Cell therapy and vaccine approaches are among the several potential options for targeting KRAS in patients with KRAS G12C–mutated non–small cell lung cancer, says Sandip P. Patel, MD.
Sandip P. Patel, MD, spoke with CancerNetwork® about ongoing clinical research focused on developing new ways to target KRAS mutation in patients with KRAS G12C–mutated non–small cell lung cancer (NSCLC).
According to Patel, a professor in the Department of Medicine at the University of California, San Diego, managing KRAS mutations in this patient population encompasses combination therapies including agents such as sotorasib (Lumakras) and adagrasib (Krazati), which he says are producing “interesting” therapeutic activity. Additionally, there are several options that fall under the pan-KRAS inhibitor umbrella, which include small molecule inhibitors, protein degraders, antisense molecules, cell therapy strategies, and vaccination.

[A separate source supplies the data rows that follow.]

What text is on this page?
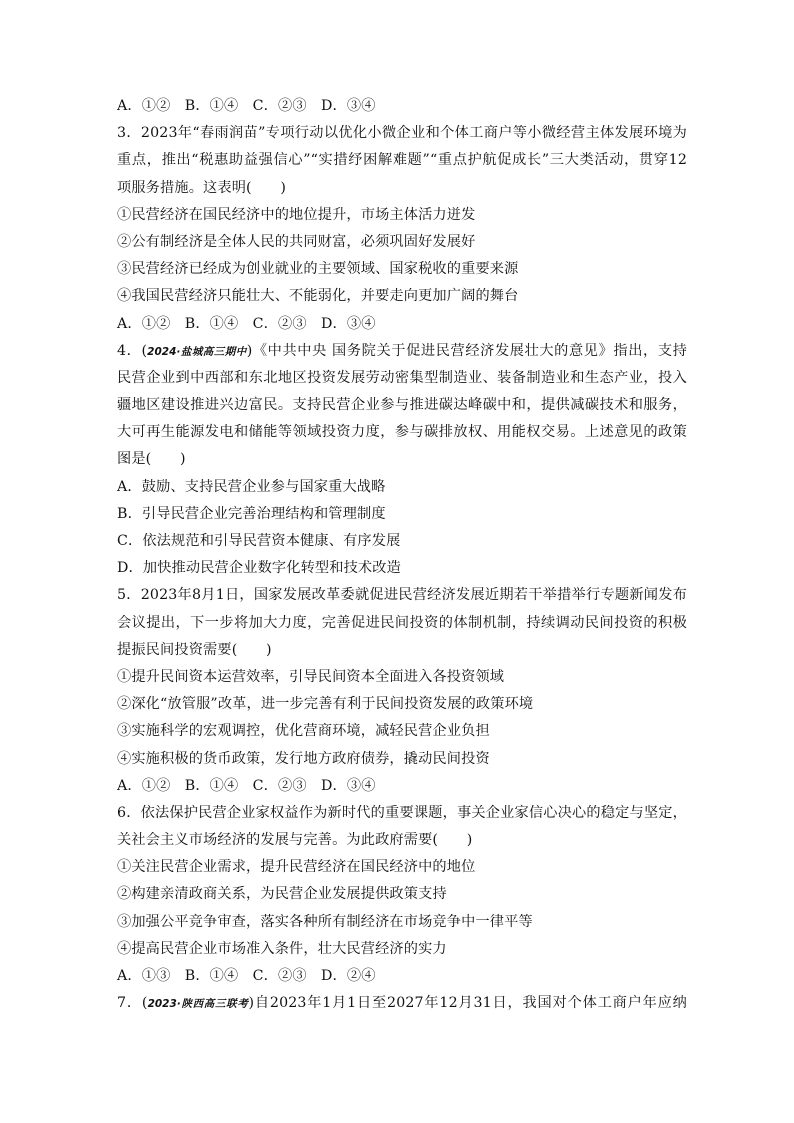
A．①②　B．①④　C．②③　D．③④
3．2023年“春雨润苗”专项行动以优化小微企业和个体工商户等小微经营主体发展环境为
重点，推出“税惠助益强信心”“实措纾困解难题”“重点护航促成长”三大类活动，贯穿12
项服务措施。这表明(　　)
①民营经济在国民经济中的地位提升，市场主体活力迸发
②公有制经济是全体人民的共同财富，必须巩固好发展好
③民营经济已经成为创业就业的主要领域、国家税收的重要来源
④我国民营经济只能壮大、不能弱化，并要走向更加广阔的舞台
A．①②　B．①④　C．②③　D．③④
4．(2024·盐城高三期中)《中共中央 国务院关于促进民营经济发展壮大的意见》指出，支持
民营企业到中西部和东北地区投资发展劳动密集型制造业、装备制造业和生态产业，投入
疆地区建设推进兴边富民。支持民营企业参与推进碳达峰碳中和，提供减碳技术和服务，
大可再生能源发电和储能等领域投资力度，参与碳排放权、用能权交易。上述意见的政策
图是(　　)
A．鼓励、支持民营企业参与国家重大战略
B．引导民营企业完善治理结构和管理制度
C．依法规范和引导民营资本健康、有序发展
D．加快推动民营企业数字化转型和技术改造
5．2023年8月1日，国家发展改革委就促进民营经济发展近期若干举措举行专题新闻发布
会议提出，下一步将加大力度，完善促进民间投资的体制机制，持续调动民间投资的积极
提振民间投资需要(　　)
①提升民间资本运营效率，引导民间资本全面进入各投资领域
②深化“放管服”改革，进一步完善有利于民间投资发展的政策环境
③实施科学的宏观调控，优化营商环境，减轻民营企业负担
④实施积极的货币政策，发行地方政府债券，撬动民间投资
A．①②　B．①④　C．②③　D．③④
6．依法保护民营企业家权益作为新时代的重要课题，事关企业家信心决心的稳定与坚定，
关社会主义市场经济的发展与完善。为此政府需要(　　)
①关注民营企业需求，提升民营经济在国民经济中的地位
②构建亲清政商关系，为民营企业发展提供政策支持
③加强公平竞争审查，落实各种所有制经济在市场竞争中一律平等
④提高民营企业市场准入条件，壮大民营经济的实力
A．①③　B．①④　C．②③　D．②④
7．(2023·陕西高三联考)自2023年1月1日至2027年12月31日，我国对个体工商户年应纳
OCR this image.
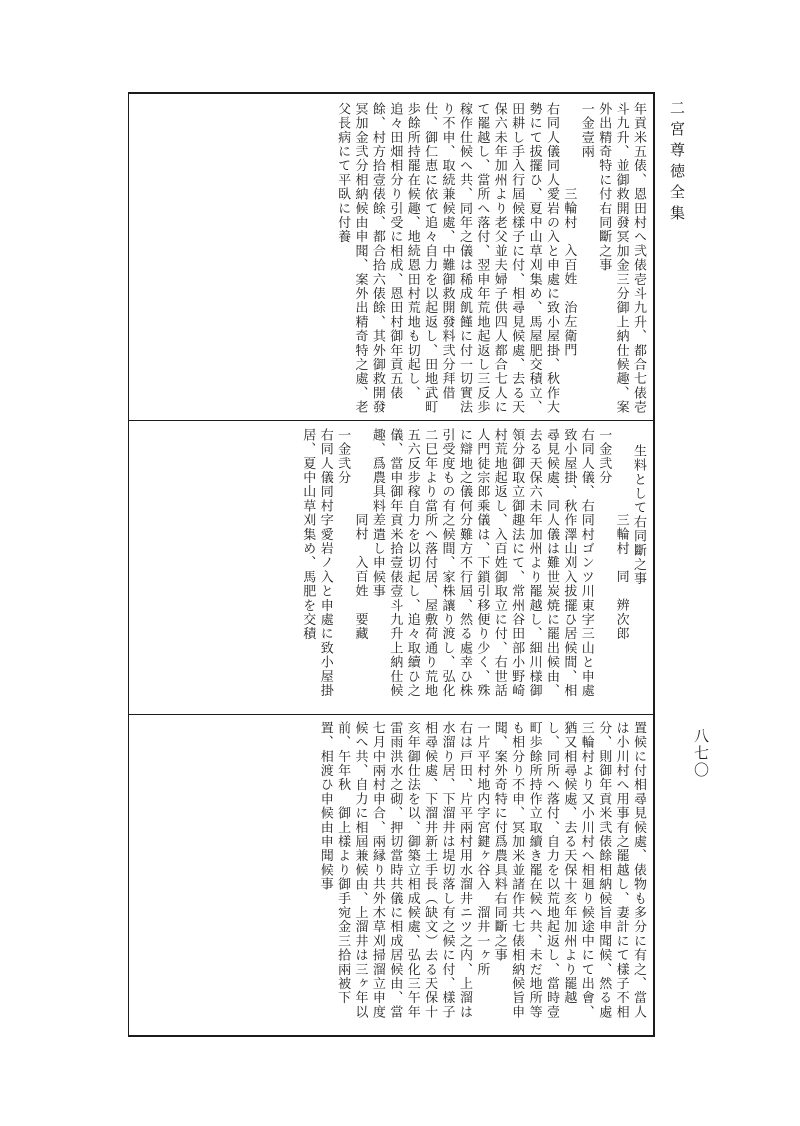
二宮尊徳全集
八七〇
年貢米五俵、恩田村へ弐俵壱斗九升、都合七俵壱斗九升、並御救開發冥加金三分御上納仕候趣、案外出精奇特に付右同斷之事
一金壹兩
三輪村　入百姓　治左衛門
右同人儀同人愛岩の入と申處に致小屋掛、秋作大勢にて拔擺ひ、夏中山草刈集め、馬屋肥交積立、田耕し手入行屆候樣子に付、相尋見候處、去る天保六未年加州より老父並夫婦子供四人都合七人にて罷越し、當所へ落付、翌申年荒地起返し三反歩稼作仕候へ共、同年之儀は稀成飢饉に付一切實法り不申、取続兼候處、中難御救開發料弐分拜借仕、御仁恵に依て追々自力を以起返し、田地武町歩餘所持罷在候趣、地続恩田村荒地も切起し、追々田畑相分り引受に相成、恩田村御年貢五俵餘、村方拾壹俵餘、都合拾六俵餘、其外御救開發冥加金弐分相納候由申聞、案外出精奇特之處、老父長病にて平臥に付養
生料として右同斷之事
三輪村　同　辨次郎
一金弐分
右同人儀、右同村ゴンツ川東字三山と申處致小屋掛、秋作澤山刈入拔擺ひ居候間、相尋見候處、同人儀は難世炭焼に罷出候由、去る天保六未年加州より罷越し、細川様御領分御取立御趣法にて、常州谷田部小野崎村荒地起返し、入百姓御取立に付、右世話人門徒宗郎乘儀は、下鎖引移便り少く、殊に辯地之儀何分難方不行屆、然る處幸ひ株引受度もの有之候間、家株讓り渡し、弘化二巳年より當所へ落付居、屋敷荷通り荒地五六反步稼自力を以切起し、追々取續ひ之儀、當申御年貢米拾壹俵壹斗九升上納仕候趣、爲農具料差遣し申候事
同村　入百姓　要藏
一金弐分
右同人儀同村字愛岩ノ入と申處に致小屋掛居、夏中山草刈集め、馬肥を交積
置候に付相尋見候處、俵物も多分に有之、當人は小川村へ用事有之罷越し、妻計にて樣子不相分、則御年貢米弐俵餘相納候旨申聞候、然る處三輪村より又小川村へ相廻り候途中にて出會、猶又相尋候處、去る天保十亥年加州より罷越し、同所へ落付、自力を以荒地起返し、當時壹町歩餘所持作立取續き罷在候へ共、未だ地所等も相分り不申、冥加米並諸作共七俵相納候旨申聞、案外奇特に付爲農具料右同斷之事
一片平村地内字宮鍵ヶ谷入　溜井一ヶ所
右は戸田、片平兩村用水溜井ニツ之内、上溜は水溜り居、下溜井は堤切落し有之候に付、樣子相尋候處、下溜井新土手長（缺文）去る天保十亥年御仕法を以、御築立相成候處、弘化三午年雷雨洪水之砌、押切當時共儀に相成居候由、當七月中兩村申合、兩縁り共外木草刈掃溜立申度候へ共、自力に相屆兼候由、上溜井は三ヶ年以前、午年秋　御上樣より御手宛金三拾兩被下置、相渡ひ申候由申聞候事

Given the wide range of potential treatment strategies in this population, Patel suggests that understanding biomarker development is key to ensuring that patients are receiving the most suitable therapies. He also said that researching KRAS may be an area of interest outside of NSCLC, including colorectal and pancreatic cancer.
Broadly, KRAS is probably the most exciting area in clinical trials right now, not only in thoracic oncology but also pancreatic and colorectal cancer, where we’ve seen a lot of combination therapies. My view is the small molecule inhibitors are the base, not the ceiling. The idea is that we would get monotherapy efficacy; frankly, with these agents, any efficacy at all is quite surprising because of how tough KRAS is to target. The idea that we were going to use combination approaches, eventually, made it make a lot of sense. We’re starting to see in some of these biomarker design combinations some interesting therapeutic activity. On the one hand, [we have] combinations featuring agents such as sotorasib and adagrasib, and then on the other hand there is a whole class of pan-KRAS inhibitors, and these come in multiple [options], like small molecule [inhibitors], protein degraders, or antisense molecules. There are cell therapy approaches and vaccine approaches, really a myriad of approaches. It’s unlikely to be “winner takes all.” It’s much more likely that we are going to find scenarios in which certain agents may make more sense. Understanding the biomarker development and understanding which patient populations may benefit is key so that we can ensure that we deliver the right drug to the right patient at the right time.